Best Snorkeling Spots in Bermuda for Families

The water that surrounds the nooks and crannies of the 138 pieces of rock that form the fishhook-shaped island of Bermuda is the crystal home to a spectrum of sea life. The colors that spread within its busy ocean are shades of baby and sapphire blues, pinks and crimsons, lavenders and golds. While visitors may feel overwhelmed at the number of options where they can view the inner workings of this hidden world, we found the best spots for every member of the family to safely appreciate it.
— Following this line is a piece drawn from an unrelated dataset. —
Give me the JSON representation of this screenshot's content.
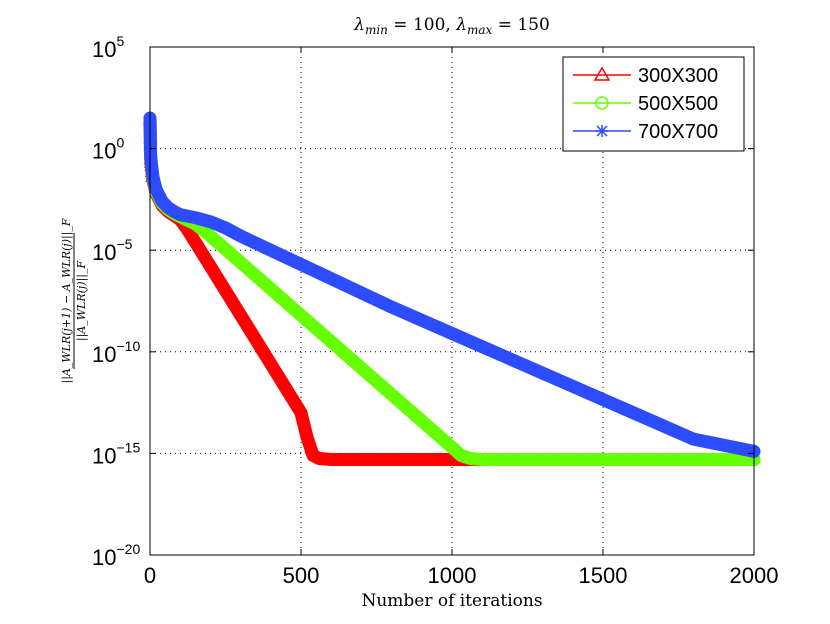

Bermuda waters © Rina Nehdar

Bermuda waters © Rina Nehdar

Before you head off, a quick visit to the Bermuda Aquarium, Museum and Zoo will give you a cross section view of what you can expect to see underwater, why it’s there and how it’s changed.

Snorkel Park Beach

If you’re a little unsure of how comfortable you are in the water, you have your folks with you or you like your snorkeling a bit more on the social side, Snorkel Park Beach, part of the Royal Navy Dockyard complex on the West End, is the place for you. Full gear is available to rent for this beach entry snorkel area, plus, when you’re done, you can listen to live music and grab a bite to eat.

Tobacco Bay

Another area to hang out in between your mellow snorkel adventure is Tobacco Bay, set on the East End and the site where locals once helped American revolutionaries steal gunpowder from the British. Today, it’s a beach club with lounge chairs and a protected lagoon surrounded by inviting rock formations home to a vast array of sea life.

Bermuda Snorkeling © Rina Nehdar

Bermuda Snorkeling © Rina Nehdar

John Smith’s Bay

Named after Pocahontas’s special friend, credited for drawing the first map of Bermuda, this pink-sand South Shore beach is about 15 minutes from Hamilton. This is the place to interact with locals who are also appreciating the magical land beneath the water. Rumor has it, if you go right (facing the sea) you’ll find a large community of fish congregating around the rocks. There’s a parking lot and during summers food carts make their way around the sand.

Daniel’s Head Park

It’s nine beaches on 17 coastal acres, two of which are public, on the Western tip of the island. This may be the best kept secret for prime snorkeling. The waters are extremely calm and shallow, making it the perfect spot to explore with young kids. During WWII, the Canadians used the area as an army base so barracks could still be spotted by young pioneers. During the summer, vendors will provide chairs and gear to rent but, otherwise, bring your own.

The Western Blue Cut

If your kids are a little older or you’re a more adventurous type family, Bermuda is surrounded by shipwrecks which met their fate on the rocky, shallow reefs and are the perfect spots to explore snorkeling. The Western Blue Cut is about an hour’s boat ride from the Royal Navy Dockyard. The spot is a break in the reef that is within swimming distance of several wrecks. The two most popular are the Constellation and the Montana, shallow reef spots and only about 20 feet from perfect views of the two submerged vessels.